December 09, 2022

We have a process that balloons up to 5GB in production. That's a bit much, so I started looking into ways to reign it in.

tl;dr: Add --DRT-gcopt=heapSizeFactor:0.25 if you don't care about CPU use, but want to keep RAM usage low.

Setup

This is a process that heavily uses std.json decoded into an object hierarchy in a multithreaded setup to load data from a central store.

I let it run until it had loaded all its data, then recorded the RES value from top.

Each configuration was run three times and averaged. Note that actual numbers are from memory because I lost the data in a freak LibreOffice crash (first time I've had Restore Document outright fail on me), but I don't think they're more than ±100MB off.

heaptrack-d (thanks Tim Schendekehl, your heaptrack branch keeps on being useful) says that the used memory is about 1:2 split between internal allocations and std.json detritus. It also shows the memory usage sawtoothing up and down by ~2.5, several times during startup, as expected for a heavily GC-reliant process.

Premise

I have a standing theory (the "zombie stack hypothesis") that the D GC can leak memory by dead references that are falsely kept alive because they're not properly cleared from the stack by successive calls. Ie.

void main() {
  void foo() {
    Object obj = new Object;
  }
  foo();
  // foo returns, obj is still "live" because it's right above the main stackframe
  void bar() {
    // somehow a gap arises in bar's stackframe?
    void* ptr = void;
    Thread.sleep(600.seconds);
  }
  bar;
}

Now obj is dead but will live for at least 10 minutes, because its pointer value will never be erased.

It is unclear how much this actually happens. However, I was trying the -gx flag to ostensibly suppress this effect.

All builds targeted x86 64-bit, DMD 2.100.2, LDC2 1.30.0

Results

  • DMD stock: 3.8GB
  • DMD -gx: 3.4GB
  • LDC stock: 3.1GB
  • LDC --DRT-gcopt=heapSizeFactor:0.25: 800MB!!
  • LDC with "--DRT-gcopt=heapSizeFactor:0.25 gc:precise": 800MB

Analysis

DMD stock loses by a massive margin, even compared to LDC stock. It's unclear what is going on there: we may hypothesize that LDC can maybe make denser use of the stack than DMD (?), which would explain its superiority, but that hypothesis would predict that DMD -gx would be equal to LDC. However, even with -gx, LDC (without -gx!) still beats DMD by a good margin.

It's important to note that these values have significant noise. Due to the nature of sparse GC runs, the result may be sensitive to where exactly in the sawtooth pattern the benchmark ran out. However, as we averaged over multiple runs, LDC still seems to have an advantage here that neither noise nor the zombie stack hypothesis can fully explain.

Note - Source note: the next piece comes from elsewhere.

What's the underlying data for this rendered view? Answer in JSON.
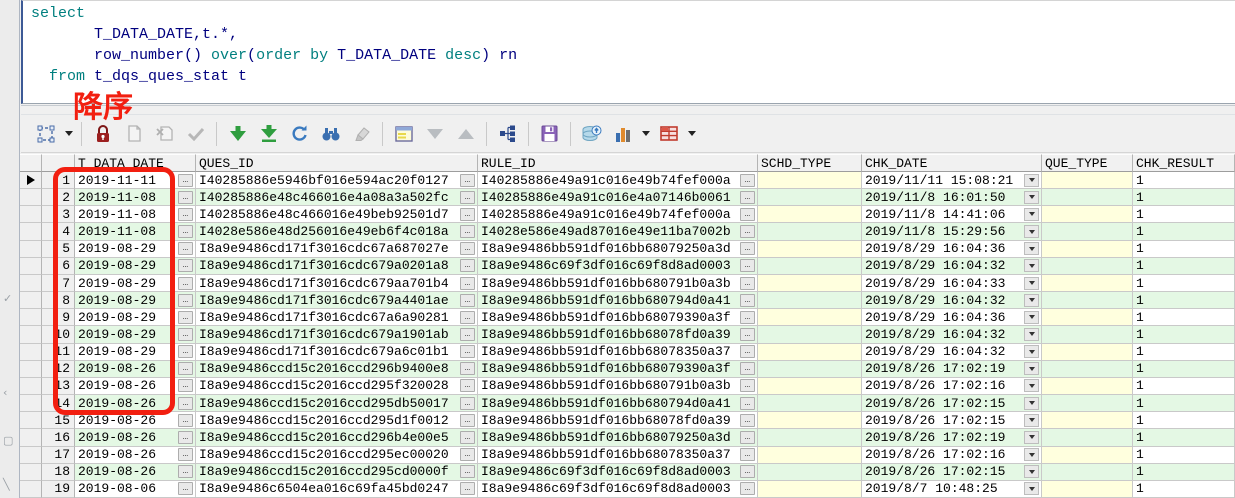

Now to the big one: heapSizeFactor is massive. For some reason, running GC vastly more often has a >2x benefit. This is even though the default heapSizeFactor is 2, meaning at most we should get down to 1.5GB.

It is possible that something about simply running the GC more often helps it clean up dead values more effectively. The zombie stack hypothesis has some opinions on this: maybe if a thread happens to be idle when the GC runs, its low stack size helps the GC discover that references that would usually be seen as fake-alive are really dead? Am I using this hypothesis for everything because that's all I got? MAYBE!!

Caveat: The LDC run with heapSizeFactor was also 2x-3x slower than without. This is okay in our case because the process in question spends the great majority of its lifetime sitting at ~5% CPU anyways.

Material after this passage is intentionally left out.